Both Sanders and Warren — former rivals of the president-elect in the 2020 Democratic primary — went above and beyond to do their part to elect Biden. Sanders, who is 79, did multiple in-person events on Biden’s behalf despite the ongoing Covid-19 pandemic. Warren, who is 71, held a socially distanced rally for Biden in the swing state of Wisconsin, and even conducted a canvassing event in New Hampshire with college students. Aside from their efforts campaigning for the former vice president, both Sanders and Warren are experienced policy mavens in their own right who would do an excellent job heading federal agencies.

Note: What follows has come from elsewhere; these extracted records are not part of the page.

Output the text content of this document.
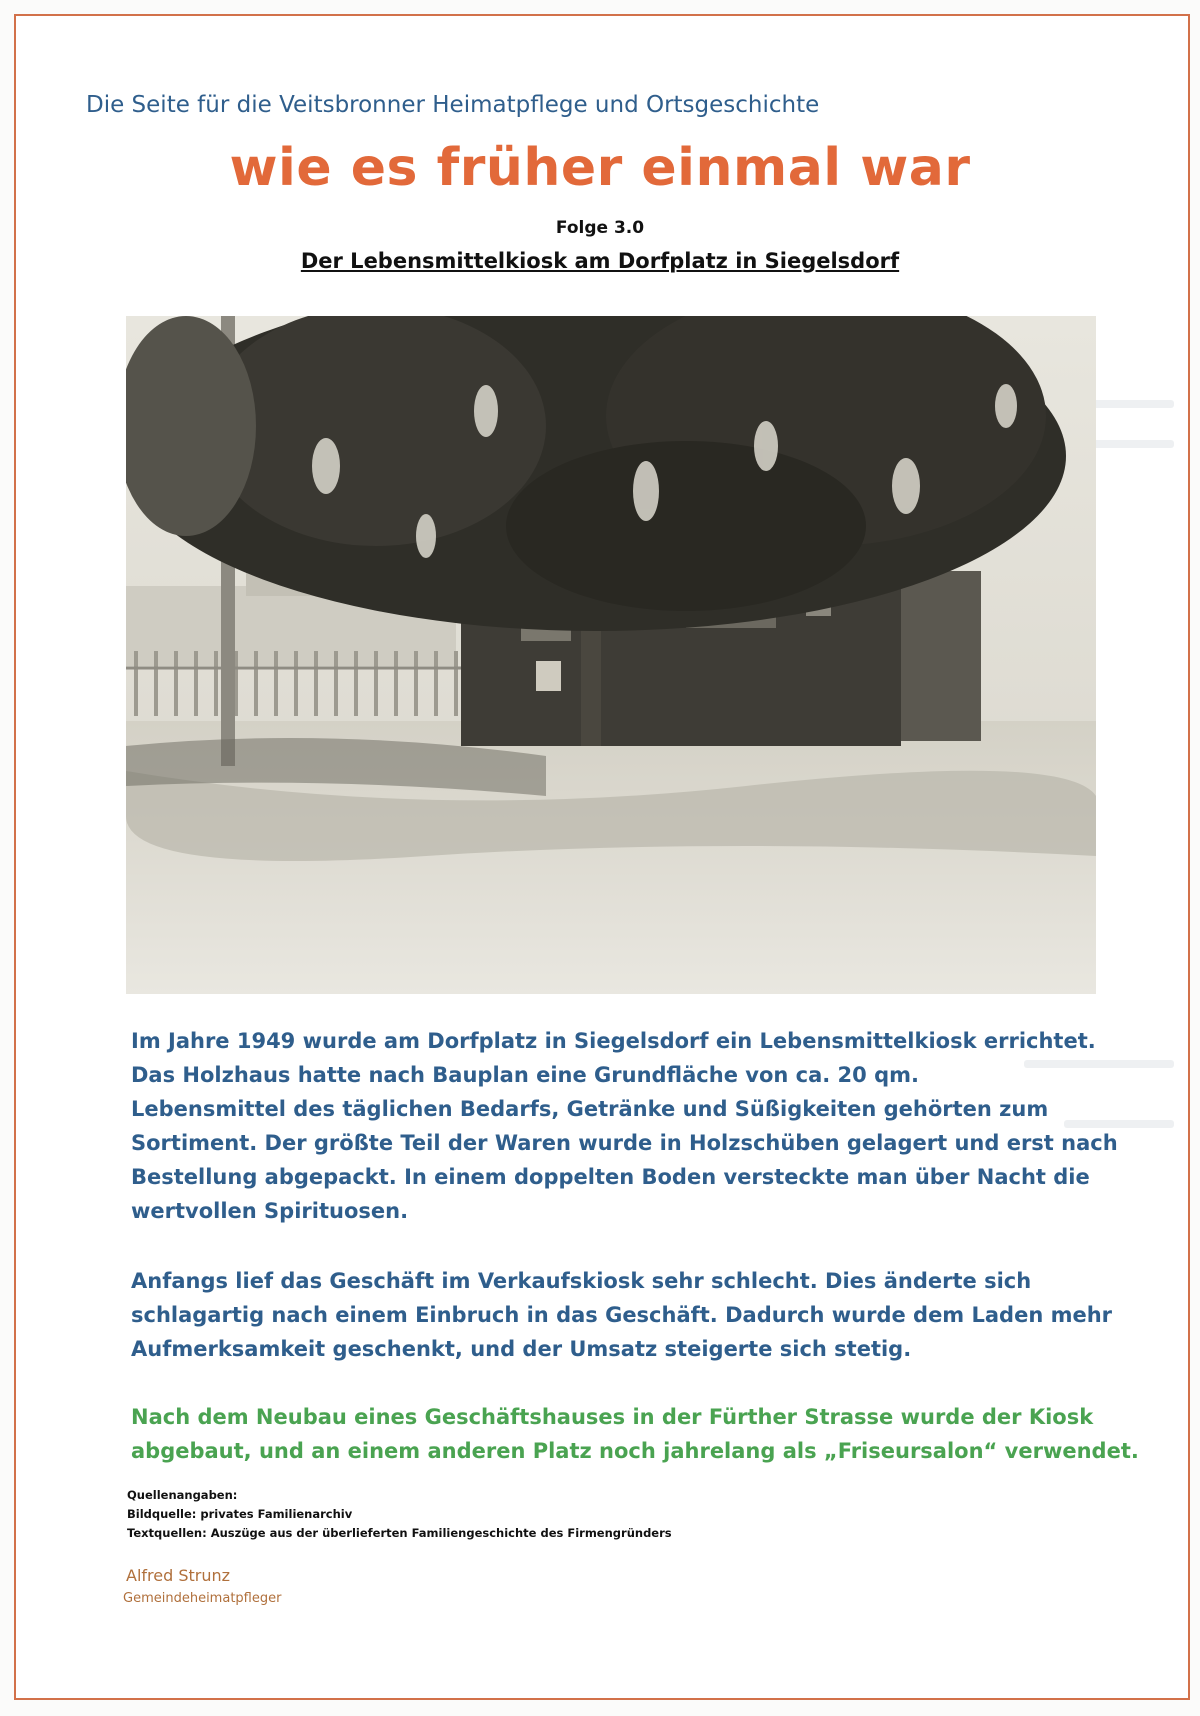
Die Seite für die Veitsbronner Heimatpflege und Ortsgeschichte
wie es früher einmal war
Folge 3.0
Der Lebensmittelkiosk am Dorfplatz in Siegelsdorf
Im Jahre 1949 wurde am Dorfplatz in Siegelsdorf ein Lebensmittelkiosk errichtet.
Das Holzhaus hatte nach Bauplan eine Grundfläche von ca. 20 qm.
Lebensmittel des täglichen Bedarfs, Getränke und Süßigkeiten gehörten zum
Sortiment. Der größte Teil der Waren wurde in Holzschüben gelagert und erst nach
Bestellung abgepackt. In einem doppelten Boden versteckte man über Nacht die
wertvollen Spirituosen.
Anfangs lief das Geschäft im Verkaufskiosk sehr schlecht. Dies änderte sich
schlagartig nach einem Einbruch in das Geschäft. Dadurch wurde dem Laden mehr
Aufmerksamkeit geschenkt, und der Umsatz steigerte sich stetig.
Nach dem Neubau eines Geschäftshauses in der Fürther Strasse wurde der Kiosk
abgebaut, und an einem anderen Platz noch jahrelang als „Friseursalon“ verwendet.
Quellenangaben:
Bildquelle: privates Familienarchiv
Textquellen: Auszüge aus der überlieferten Familiengeschichte des Firmengründers
Alfred Strunz
Gemeindeheimatpfleger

Any potential political concerns about their Senate seats being filled by Republican governors have already been assuaged, as Vermont Governor Phil Scott already said he would fill Sanders’ seat with an Independent who caucuses with Democrats (which Sanders currently is), and Massachusetts Democrats have prepared a budget amendment that would require Governor Charlie Baker to appoint a Democrat to fill Warren’s seat, should she be offered a cabinet position.
Obviously, the choice many progressives made in November to vote for Biden didn’t mean we cast a vote for his brand of neoliberal capitalism, but a vote against plunging America into fascism. That thankfully succeeded, but "not fascism" is the bare minimum, and shouldn't be the finish line. A primary challenge may be what Biden needs to lead boldly. Otherwise, he will fail to win the support of the Democratic base and potentially lose all of us the election in 2024.